Enarqué las cejas. No me esperaba un nombre como ese.
—¿Te acuerdas de cómo subir a la silla?
Coloqué las manos en posición, puse el pie en el estribo y me lancé hacia arriba. Poco después, sin necesitar mi ayuda, Ingmar estaba sentado detrás de mí. Tenerlo tan pegado a mi cuerpo hizo que me paralizara un instante, pero entonces tomó las riendas y, antes de que me diera cuenta, espoleó al caballo.
Regresamos siguiendo otra ruta, campo a través, y casi creí que la silla iba a lanzarme por los aires. Era imposible, desde luego, porque estaba bien sujeta entre los brazos de Ingmar, pero la sensación de inseguridad me impidió disfrutar de la cabalgada tanto como a la ida. Cuando por fin llegamos a un camino, la cosa mejoró. Intenté seguir los movimientos del animal dentro de lo posible, y al cabo de un rato lo conseguí. Por un momento incluso olvidé que tenía a Ingmar detrás, disfruté del viento en la cara y el pelo, y me sentí ligera por primera vez en mucho tiempo.
Llegamos a la mansión y encontramos a Magnus delante del establo. Pareció sorprenderse al verme. Ingmar saltó del caballo y sostuvo a Asteroide de las riendas mientras yo desmontaba.
—¿Dónde os habíais metido? —quiso saber su hermano.
—Le he enseñado a Matilda la cabaña del administrador.

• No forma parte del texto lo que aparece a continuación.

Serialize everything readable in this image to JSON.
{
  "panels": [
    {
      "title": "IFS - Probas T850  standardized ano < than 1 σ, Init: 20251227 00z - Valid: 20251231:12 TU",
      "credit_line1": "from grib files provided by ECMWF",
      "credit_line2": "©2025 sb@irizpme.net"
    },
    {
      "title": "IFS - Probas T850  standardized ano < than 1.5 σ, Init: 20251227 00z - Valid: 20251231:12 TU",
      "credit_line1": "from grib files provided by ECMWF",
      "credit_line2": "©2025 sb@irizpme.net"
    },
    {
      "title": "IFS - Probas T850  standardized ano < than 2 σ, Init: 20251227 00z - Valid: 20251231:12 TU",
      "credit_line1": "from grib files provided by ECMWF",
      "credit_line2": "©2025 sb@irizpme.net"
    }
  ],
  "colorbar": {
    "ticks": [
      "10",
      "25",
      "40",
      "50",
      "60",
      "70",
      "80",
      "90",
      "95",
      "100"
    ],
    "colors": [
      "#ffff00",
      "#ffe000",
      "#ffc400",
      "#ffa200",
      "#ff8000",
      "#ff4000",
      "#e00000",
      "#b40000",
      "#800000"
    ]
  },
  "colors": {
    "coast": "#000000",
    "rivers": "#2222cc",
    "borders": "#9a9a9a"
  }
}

No te importará que vaya allí algún día, ¿verdad?
Magnus me lanzó una mirada hostil, dio media vuelta y se marchó.
—Es evidente que sí —murmuré a media voz.
Ingmar se quedó abatido.
—No te preocupes, allí no se me ha perdido nada —le aseguré, y me enderecé la ropa—. ¡Gracias por la excursión!
—No hay de qué —repuso él, aunque al mismo tiempo parecía angustiado.
Probablemente su hermano le haría algún reproche, pero a mí me daba igual. No tenía ninguna necesidad de invadir su preciado reino. Si quería estar sola, podía quedarme en la habitación.